The wildly popular app Pokemon Go is great fun and games for consumers, but not so much for businesses, partners say, expressing concerns over third-party application security as the app blurs the lines between consumer and enterprise technologies.
Over the weekend, the game, which allows players around the world to use virtual reality on their mobile phones to collect and battle Pokemon, experienced a server outage that one group alleges was due to a distributed denial of service attack. PoodleCorp has claimed responsibility for the attack, but their involvement has not been confirmed.
Last week, the concerns about the app's access to a user's Google Account emerged, prompted by a blog post by RedOwl Analytics Principal Architect Adam Reeve, who called it a “huge security risk." Original reports said the app gave full access to a user's Google Account, including the ability to send and read emails, but later clarification found that the company was only able to access profile information.
Allen Falcon, CEO at Westborough, Mass.-based Cumulus Global, said multiple clients have already asked him about the app and its security implications, particularly around access to Google data. Cumulus Global is a reseller of both Google Apps and Microsoft Office 365.
While the security concerns weren't as significant as originally thought, Falcon said Cumulus Global is still recommending that clients with regulatory compliance standards not allow employees to access the app, as access to email contacts could violate those conditions.
"Any organization that has regulated data that needs to be kept secure, an employee logging in with Pokemon Go would be violating that organization's compliance standards," Falcon said. "Our recommendation is always to monitor and manage third-party access to company data…and that you have policies in place that employees understand that they should not grant access to third-party apps."
Falcon said he hasn't heard as much concern from clients about the potential DDoS attack over the weekend.
While he hasn't been involved in any particular client conversation around the Pokemon Go app, Steve Perkins, chief marketing officer at Denver-based Optiv Security, said the trend of potential app access to corporate data speak to a growing concern around corporate data privacy and protection from third-party applications.

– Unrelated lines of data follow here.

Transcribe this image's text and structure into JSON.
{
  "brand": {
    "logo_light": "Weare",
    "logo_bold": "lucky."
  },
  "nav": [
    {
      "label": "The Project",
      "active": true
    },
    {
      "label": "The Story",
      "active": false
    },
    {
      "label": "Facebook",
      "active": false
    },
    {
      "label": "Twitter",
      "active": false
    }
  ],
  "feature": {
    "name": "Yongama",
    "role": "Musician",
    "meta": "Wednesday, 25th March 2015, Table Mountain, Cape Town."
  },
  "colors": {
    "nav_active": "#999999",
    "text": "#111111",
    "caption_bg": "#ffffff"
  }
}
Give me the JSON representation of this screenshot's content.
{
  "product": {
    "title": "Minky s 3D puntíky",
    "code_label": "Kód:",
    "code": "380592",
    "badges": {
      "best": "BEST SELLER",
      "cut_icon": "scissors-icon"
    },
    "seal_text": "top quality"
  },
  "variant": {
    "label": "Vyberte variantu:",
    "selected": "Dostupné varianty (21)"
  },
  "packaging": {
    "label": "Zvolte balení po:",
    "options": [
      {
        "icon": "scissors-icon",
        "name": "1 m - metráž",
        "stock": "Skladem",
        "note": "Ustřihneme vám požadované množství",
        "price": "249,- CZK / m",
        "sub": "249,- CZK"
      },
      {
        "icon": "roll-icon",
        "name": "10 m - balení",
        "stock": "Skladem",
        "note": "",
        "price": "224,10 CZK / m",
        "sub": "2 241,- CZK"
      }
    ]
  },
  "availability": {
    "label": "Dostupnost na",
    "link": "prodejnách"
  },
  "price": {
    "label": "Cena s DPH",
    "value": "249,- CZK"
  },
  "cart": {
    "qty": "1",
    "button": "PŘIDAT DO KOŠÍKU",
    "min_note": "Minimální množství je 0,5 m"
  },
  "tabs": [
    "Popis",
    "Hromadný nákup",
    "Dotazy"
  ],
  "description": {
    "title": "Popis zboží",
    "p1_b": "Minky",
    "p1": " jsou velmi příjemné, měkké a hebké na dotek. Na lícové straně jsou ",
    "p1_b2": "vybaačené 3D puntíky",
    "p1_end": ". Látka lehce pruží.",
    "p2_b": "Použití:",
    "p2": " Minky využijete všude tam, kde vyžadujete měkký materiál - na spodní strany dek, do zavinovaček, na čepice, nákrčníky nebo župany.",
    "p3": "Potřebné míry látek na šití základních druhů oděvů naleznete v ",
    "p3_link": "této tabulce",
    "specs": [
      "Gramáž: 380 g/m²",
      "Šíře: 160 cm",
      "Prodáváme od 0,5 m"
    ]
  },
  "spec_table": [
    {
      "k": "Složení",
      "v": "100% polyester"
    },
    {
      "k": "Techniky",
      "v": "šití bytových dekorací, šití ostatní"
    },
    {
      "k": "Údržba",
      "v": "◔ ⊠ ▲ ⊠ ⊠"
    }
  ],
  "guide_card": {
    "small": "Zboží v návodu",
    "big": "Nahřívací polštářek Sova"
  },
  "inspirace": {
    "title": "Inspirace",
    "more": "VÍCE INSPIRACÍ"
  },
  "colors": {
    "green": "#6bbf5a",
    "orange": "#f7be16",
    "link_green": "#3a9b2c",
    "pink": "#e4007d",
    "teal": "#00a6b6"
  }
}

"We just breached a whole new type of technology model that blurs into consumerism. I don’t think we've begun to understand the security threats and implications," Perkins said.
For a partner, there's a role not only in protecting clients whose employees use third-party applications, but also in third-party risk development, Perkins said. Partners like Optiv can help developers make sure their applications meet certain standards for data privacy and protection, to avoid concerns like this altogether in the future, he said.
"We're going to be more focused on understanding the implications and consequences of businesses that serve out and support that type of technology so when they go and build something like that, they will consult security companies to think through data privacy and protection and general privacy issues," Perkins said.